Not examined or discussed during this fine talk was the elephant in the examining room, a connection between HCMC’s financial incentives and the mounting stresses experienced by its employed doctors. Many people, including policymakers, are not aware that HCMC as our public safety net hospital-clinic organization is now an Accountable Care Organization (ACO) called Hennepin Health http://content.healthaffairs.org/content/33/11/1975.abstract So as with other ACO’s, the organization’s financial incentives must be to reward physicians for spending less money on patient care. How does this square with “increasing physician productivity”?

Also, as a psychiatrist by training, I am very concerned about patients’ medical care data privacy and confidentiality. If an EHR is mandatory in the HCMC system, how can patients be assured of privacy and confidentiality in mental health and substance use interviews and encounters? And, if scribes are seen as the answer to reducing documentation stress for most doctors, what is the effect of having another person in the examining room room during one’s doctor-patient visits?

Consumer-directed Health Care Reform will happen in 2017 only if we contact our State Legislators, Congresspeople, and Senators

Saturday, December 3rd, 2016

MPPA wants MN state health care funding policy changes to be based on expanded consumer (patient and family) direction and control, real consumer choices of doctor and other “providers,” competitive markets for care and insurance in Minnesota involving price transparency, and support for the Rep.

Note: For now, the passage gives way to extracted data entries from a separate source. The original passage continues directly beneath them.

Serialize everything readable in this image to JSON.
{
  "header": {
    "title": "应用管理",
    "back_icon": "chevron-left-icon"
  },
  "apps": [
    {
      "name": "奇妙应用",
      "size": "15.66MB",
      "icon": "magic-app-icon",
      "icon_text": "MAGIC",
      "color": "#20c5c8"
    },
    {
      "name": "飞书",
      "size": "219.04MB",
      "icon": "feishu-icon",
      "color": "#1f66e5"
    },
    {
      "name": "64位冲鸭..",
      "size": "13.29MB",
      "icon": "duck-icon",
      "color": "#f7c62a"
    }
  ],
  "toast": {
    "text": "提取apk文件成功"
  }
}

Tom Price national Obamacare repeal and replace efforts. The Minnesota legislature convenes January 3. What do you think?

Given the coming changes in the federal ACA law, will BCBSM, Medica, HPI and other MN nonprofit insurance players develop and market consumer-directed health care insurance products to lower health care costs?

The MN Medicaid HMO industry relies on “competitive bidding” among Minnesota’s health care insurance oligopoly companies to win contracts which affect hundreds of thousands of people. They claim they are losing money. However, the public is in the dark about the deals — the criteria, accountability, and actual dollars considered by the state bureaucracy in rewarding these contracts. We know only of the results of proclamations and decisions made by the MN Department of Commerce (Mike Rothman) in its naming of health plan winners and losers, enrollment caps and the like.

We are aware that Minnesota’s nonprofit health plan companies are both insurance companies and employers of health care “providers.” How does this potential conflict of interests square with developing and expanding consumer-directed market-based health care and insurance products?

The people of Minnesota are angry and restless about the costs and access to health care insurance, the instability and costs of taxpayer-funded Medicaid HMOs for the poor and ACA-eligible middle class citizens, and the current uncertainty and cost for many thousands of rural Minnesotans dependent on the individual insurance market now facing escalating premiums, greatly diminished coverage options, and narrow “provider” networks.